O dönemde Eğitim-Sen’in yoksul köylü çocukları, dershanelere gitmesin diye başlattığı kurslar vardı. Eğitim-Sen’li öğretmenlerin gönüllü olarak, gençlere Eğitim Sen’de ders vermeleri, gençleri farklı bir şekilde de olsa yaşamın içerisine katmak açısından önemliydi. Gençler dershaneye gideceklerine orada gönüllü öğretmenlerin verdiği kurslarla sınavlara hazırlandılar. Çok da başarılı bir süreç oldu. O dönem gençlerle, hem kendimi olgunlaştırdım hem de gençlerle buluşmuş oldum. Aynı zamanda biz birçok eğitimi birlikte veriyorduk. İlk yardım ve sağlık eğitimlerini, cinsel eğitimleri bu şekilde yürütüyorduk.

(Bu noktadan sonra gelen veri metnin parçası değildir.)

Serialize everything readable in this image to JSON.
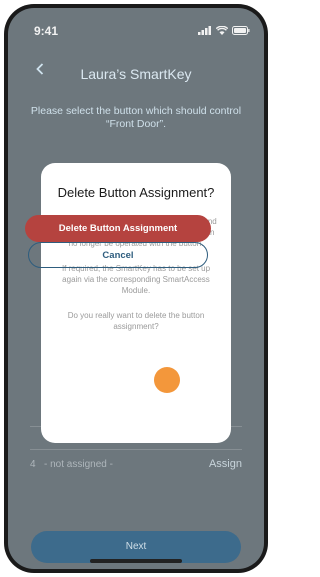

Aslında “nasıl bir muhalefet”, “nasıl bir sağlık hakkı” meselelerini, biz sendikacılık yaparak öğrendik. Sadece sendikacılık değil aynı zamanda bir politik özne olmak meselesiydi bu. Kadın meselesini yürütme, gençlerle buluşma, aynı zamanda basın muhabirliği gibi bir süreçten söz edebiliriz. Dolayısıyla Bingöl’deki dönemi, böyle çoklu bir iş yapma ve birçok yönümüzü geliştirme dönemi olarak ifade edebiliriz. Bingöl şubemiz, üye sayısının azalmasından sonra şube olmaktan düştü, temsilcilik oldu ve Muş SES Şubesine bağlandık. Biraz zorlu bir dönemdi. Bingöl’de sendikacılık yaptığım için Bingöl’ün bir beldesine sürgün edilmiştim. Muş’taki çalışmalara kısmen katılabiliyordum. Ama Ankara’daki etkinliklere, bölgedeki eylem ve etkinliklerin birçoğuna katıldım.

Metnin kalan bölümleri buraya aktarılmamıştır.